Back in 2010, American Express launched it’s “Unstaged” series – a collection of concert films sponsored by the brand, featuring live performances by artists, shot by esteemed movie directors. As a few examples, AmEx curated and paired together Vampire Weekend and Steve Buscemi, Duran Duran and David Lynch, Arcade Fire and Terry Gilliam, as well as Pharrell and Spike Lee, and in doing so, crafted an out-of-the-box opportunity for fans of the directors to discover new music and vice versa. The brand produces a real live concert experience, and from the artist’s performance, shoots a piece of video content through the director’s eyes that is broadcast to a wider audience via live streaming on VEVO and YouTube. In many cases, the fan has access to choose their cam and control their vantage point of the recorded show to create their own personalized experience, as well as have access to behind the scenes footage of the artist and director leading up to the main event, like this humorous example. AmEx gives way to the artist and director to collaborate with freedom and authenticity, and keeps its branding tastefully integrated (note you’ll never see an artist forced to wear an AmEx shirt on stage). The numbers of the series are certainly impressive, surpassing well over 100 million content views by 2012 and aiding several of the artists involved with their albums hitting #1 and #2 on the Billboard Hot 200 Albums Chart. But ultimately, it’s a unique idea that feels even bigger and better than the numbers themselves, for fans to connect with music and film in a new way, unobtrusively assembled by a brand.


When brand and music collaborations are not a seamless match, however, they can go really wrong. This past fall, Usher released a new song (ironically titled) “Clueless,” exclusively in Honey Nut Cheerios boxes sold at Walmart. A download code for the song could be found at the bottom of select marked cereal boxes, which could then be redeemed online. A piece of new and original content for consumers, yes, but the story and experience behind the collaboration remains nonexistent. It’s likely Honey Nut Cheerios picked someone like Usher, an African American celebrity artist with a large social following, to appeal to their consumer base of parents, teens and women of multiple ethnicities, but there doesn’t feel to be an authentic and deep connection between the artist and the brand beyond the two being worldwide entities attempting to broaden each others’ reach. A marketing executive from General Mills explained that, “Usher loves Honey Nut Cheerios and was excited about spreading the word about heart health, so it was just meant to be.” However, the brand should not have to explicitly tell the consumer that the partnership works and why, the consumer should be able to sense the shared message between the artist and the brand in the collaborative experience, which is not really present to be gleaned from the cereal box or from the lyrics of the song. Furthermore, the barrier of entry to access the content was too high, as one fan documentshis confusion after several trips to multiple Walmarts, not every box of Honey Nut Cheerios had the song, and even after locating one with the download code, experienced technical difficulties online while attempting to download the song. In reading the response to Billboard’s initial announcement about the partnership (see the comments below), the sentiment was incredibly negative, and one fan went as far as to go to Walmart, find a marked box of Honey Nut Cheerios, tear the download code out of the box, and leave the cereal behind. The fans clearly dictated that the collaboration did not work.

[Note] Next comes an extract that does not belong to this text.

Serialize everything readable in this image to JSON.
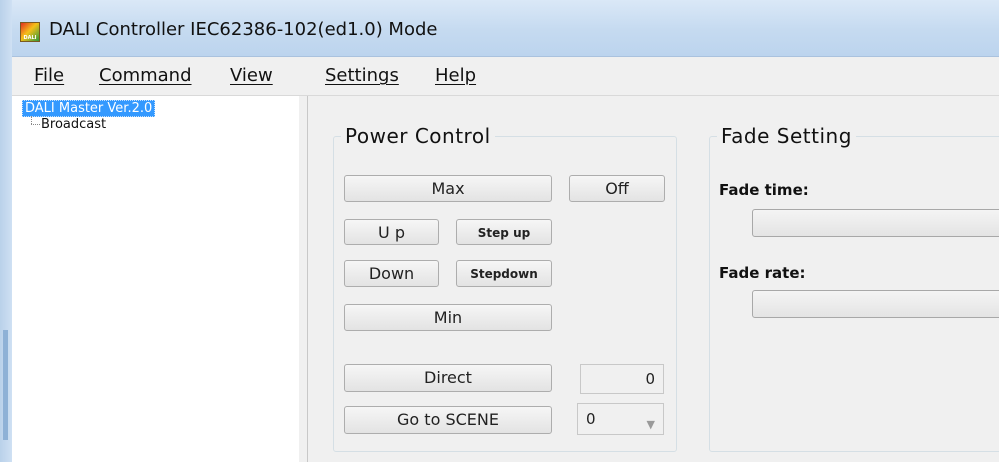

Coming back to Miss Gaga – looking beyond the quantifiable results and the mixed response to her collaboration with Doritos at SXSW, there was undoubtedly an immersive experience created for fans. Jumping from high platforms, busking in the streets, inflatable sumo wrestling – there was something that rang true and aligned with Doritos’ aspirations of retaining a sense of “bold”-ness and Lady Gaga’s raw and challenging aesthetic, all for only 2,000 fans to gain special access to her showcase in Austin. In any case, whether it’s two global entities such as these, or two emerging artists and brands joining forces, the key to a successful partnership will always lie in the hands of the fans to deem it an experience and content that is authentic and worth remembering.